Once arrested by RELA, the migrants and refugees (children too) are generally detained in facilities with overcrowded and generally poor conditions. Deportation to a “jungle camp” at the Thai-Malaysia border usually follows several months later.

As for the policy logic behind the deportation of Burmese refugees to the Thai border, Mr Robertson said, “these structures and systems are only as sophisticated as they need to be. The fundamental issue was that someone wanted to get these people out, and somewhere along the way, people figured out how to make money off of it.”

Unsurprisingly, these activities have only exacerbated the economic hardship and considerable level of fear migrants and refugees face.

When migrants cannot pay their ransom fees, families are split apart and sold to different industries. Little is known about the fate of the children at the border.

Another woman Ms Alexander interviewed who had been deported with her young daughter was told by agents: “Do you want to die here or do you want to be sold to a Thai night club? If you want to stay here, you will be the only woman and there is no guaranteeing what can happen to you.”

Because of these ordeals, migrants and refugees in Malaysia live in fear – often hiding in the jungle or barely leaving their of homes – because of the country’s peculiar immigration policy.

To help cope with these problems, Ms Alexander says migrants and refugees living in Malaysia have formed highly organised communities and networks of support that can be mobilised and try to scrape together sufficient funds to free a community member who gets caught up at the border.

She is hopeful the US Senate committee’s report will provide an impetus for a sustainable solution to their problems.

“Right now, Malaysia is still issuing denials and insisting these are just the lies of international governments.
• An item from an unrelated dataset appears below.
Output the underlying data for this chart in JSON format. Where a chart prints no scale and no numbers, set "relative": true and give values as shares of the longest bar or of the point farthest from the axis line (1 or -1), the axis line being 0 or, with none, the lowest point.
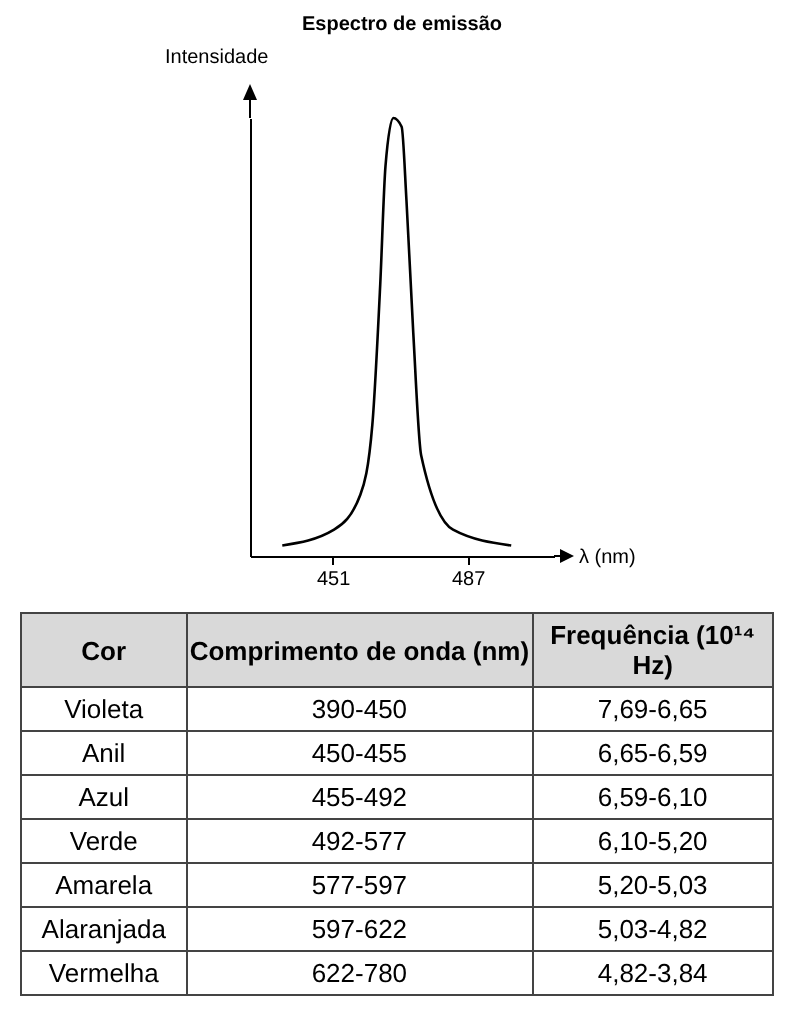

But the accounts are credible – there are just so many. This is so systematic, it has happened so many times, to so many people.”

While Malaysian officials responded defensively to the US investigation and denied all allegations, there has recently been a turnover in Malaysia’s immigration ranks and a police investigation into the matter was reportedly launched on April 1.

Even so, the raids continue. Ms Alexander received word earlier this week that another 300 refugees and migrants had been arrested and detained earlier this week. Among the group are pregnant women, a number of children, and UNHCR documented asylum-seekers.

The Royal Thai Police did not respond to requests for information pertaining to this article in time for publication.

This is the first part in a series about human trafficking of Burmese refugees and migrants at the Thai-Malaysia border.